Eu não poderia deixar de relatar, sugerindo novo enfoque aos publicados da era dos governos militares, a intrínseca e também extrínseca relação entre o clero e as Forças Armadas, ou seja, o sim e o não, entre a farda e a batina. Os confrontos e os contrastes. Neste contexto, lato sensu, a “revolução” que deixou o país no obscurantismo democrático por 21 anos, transbordou de euforia um religioso de Petrópolis-RJ, que reconheceu no golpe a chance de um renovado país, livre dos comunistas ateus que ameaçavam a cristandade e se deslocou para o Rio de Janeiro com a ideia fixa de dar a bênção às tropas do general Olympio Mourão Filho, que vieram de Juiz de Fora para ocupar a Guanabara. Tempos depois, este missionário chamado Paulo Evaristo Arns, foi ordenado bispo e em 1970, assumiu como arcebispo de São Paulo.

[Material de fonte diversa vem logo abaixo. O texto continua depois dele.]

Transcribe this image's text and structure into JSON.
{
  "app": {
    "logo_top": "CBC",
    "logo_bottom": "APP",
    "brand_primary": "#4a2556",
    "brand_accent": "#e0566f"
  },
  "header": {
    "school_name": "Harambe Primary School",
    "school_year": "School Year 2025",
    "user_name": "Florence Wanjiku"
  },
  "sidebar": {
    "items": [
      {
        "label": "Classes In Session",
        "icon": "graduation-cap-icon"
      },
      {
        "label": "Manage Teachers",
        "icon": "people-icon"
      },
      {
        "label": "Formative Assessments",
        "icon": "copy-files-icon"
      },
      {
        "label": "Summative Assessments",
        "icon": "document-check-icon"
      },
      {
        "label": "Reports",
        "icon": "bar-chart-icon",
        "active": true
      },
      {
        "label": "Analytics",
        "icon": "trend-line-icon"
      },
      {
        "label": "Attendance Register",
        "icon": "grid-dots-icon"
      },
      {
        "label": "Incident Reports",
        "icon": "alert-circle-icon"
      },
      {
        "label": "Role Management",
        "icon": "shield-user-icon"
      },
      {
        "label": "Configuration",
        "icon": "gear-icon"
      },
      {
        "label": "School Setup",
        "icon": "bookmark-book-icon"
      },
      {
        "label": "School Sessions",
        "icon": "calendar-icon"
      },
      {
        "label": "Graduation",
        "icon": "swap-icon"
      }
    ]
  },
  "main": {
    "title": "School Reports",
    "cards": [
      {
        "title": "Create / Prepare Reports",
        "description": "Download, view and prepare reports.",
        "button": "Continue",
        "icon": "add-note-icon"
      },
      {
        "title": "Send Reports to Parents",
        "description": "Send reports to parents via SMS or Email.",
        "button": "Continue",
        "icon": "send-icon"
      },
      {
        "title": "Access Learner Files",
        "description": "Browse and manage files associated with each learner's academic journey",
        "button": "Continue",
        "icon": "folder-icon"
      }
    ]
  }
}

Dali em diante, o outrora fanático da ascensão dos militares tornou-se irredutível na contestação e denúncia dos crimes hediondos e imprescritíveis da ditadura, principalmente durante os temíveis “anos de chumbo” do presidente Médici.

Reitero que Don Paulo lutou contra a tortura, insuflou o memorável ato na Catedral da Sé em memória do jornalista Vladimir Herzog, fundou a Comissão Justiça e Paz e aderiu ao projeto Brasil: Nunca Mais, que evitou o desaparecimento de milhares de documentos essenciais para relatar o histórico dos fatos. “Nos tempos hodiernos, com justiça, é considerado um herói da insurgência contra os generais – um contraste e tanto com a adesão fanática prestada ao então recém-nascido regime totalitário, que, em maio de 1964, um manifesto assinado por 26 bispos da CNBB, agradecia aos “coturnos” por salvarem o país do perigo iminente do comunismo”. “Ao rendermos graças a Deus,” completava o documento, “agradecemos aos militares que, com grave risco de suas vidas, levantaram-se em nome dos supremos interesses da nação”. Contudo, tempos depois, as contestações do arcebispo são representativas dos comportamentos dos membros da Igreja Católica, ante as ignomínias do estado de exceção instaurado à força.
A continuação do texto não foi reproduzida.